In June 2021, St Matthew’s Church, Warehorne, was one of 550 churches participating in a Count on Nature in churchyards organised by Caring for God’s Acre. The size of burial grounds in England and Wales equates to that of a small National Park and they are often virgin land, undisturbed for hundreds of years, with no pesticidal use, so affording a wonderful resource for recording the range of flora and fauna therein and uploading it onto the National Biodiversity website.
Those participating found they were challenged to name the many varieties they found particularly within the categories of grasses and the lichen on gravestones. Who knew there was a British Lichen Society?
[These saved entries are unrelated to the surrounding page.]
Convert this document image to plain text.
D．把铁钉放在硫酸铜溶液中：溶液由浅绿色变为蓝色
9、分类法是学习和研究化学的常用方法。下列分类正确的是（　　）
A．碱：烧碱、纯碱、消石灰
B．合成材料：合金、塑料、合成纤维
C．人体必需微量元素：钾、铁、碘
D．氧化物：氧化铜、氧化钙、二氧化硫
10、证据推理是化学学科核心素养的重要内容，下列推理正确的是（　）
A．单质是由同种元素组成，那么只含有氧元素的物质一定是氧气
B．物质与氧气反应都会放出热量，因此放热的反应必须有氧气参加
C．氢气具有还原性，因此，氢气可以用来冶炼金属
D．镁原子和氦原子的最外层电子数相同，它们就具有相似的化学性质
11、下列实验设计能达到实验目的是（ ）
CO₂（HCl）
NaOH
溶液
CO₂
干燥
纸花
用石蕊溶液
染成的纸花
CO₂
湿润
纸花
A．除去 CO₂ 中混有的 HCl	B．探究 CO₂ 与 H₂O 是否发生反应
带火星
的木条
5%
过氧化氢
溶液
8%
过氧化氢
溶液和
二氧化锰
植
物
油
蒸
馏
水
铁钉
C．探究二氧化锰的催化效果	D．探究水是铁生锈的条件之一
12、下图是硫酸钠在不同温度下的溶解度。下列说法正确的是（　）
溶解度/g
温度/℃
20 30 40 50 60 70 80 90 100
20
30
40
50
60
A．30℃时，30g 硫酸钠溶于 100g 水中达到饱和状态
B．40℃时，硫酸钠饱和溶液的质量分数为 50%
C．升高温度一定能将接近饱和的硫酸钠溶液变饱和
Historians of all kinds are sometimes tempted to clean or scrape off lichen growing on memorial stones so they can read what is underneath, but this harms the stone being protected by the lichen. However, there is hope for future researchers with the aid of Geophysical surveying and Reflective Transformation Imaging. The Church of England, with support from Historic England and other partners including Caring for Gods Acre, has created a digital map and database of all burial grounds in England, known as the National Burial Grounds Survey. Work on this is ongoing, but where the map is complete, such as West Yorkshire in the Diocese of Leeds, the next stage of work has begun, recording the grave memorials and ecology of our churchyards, and linking these with other resources through the Church Heritage Record. with the aid of Reflective Transformation Imaging (RTI). The survey over the next seven years will map everything there including unmarked graves and at the same time scan the memorial stones, the technology revealing writing and decoration not visible to the naked eye.
With grateful thanks to those who participated results from the nature survey in St Matthew’s churchyard revealed a wonderful variety of wild flowers and grasses. More worryingly, was the absence of bees and butterflies, something which St Matthew’s PCC will take into consideration as it actively manages the churchyard for the people and wildlife. A churchyard is many things to many people: a quiet reflective place; a burial ground; a sanctuary for wildlife; of interest to geologists, historians and environmentalists; a window on the past and living celebration of God’s wonderful creation.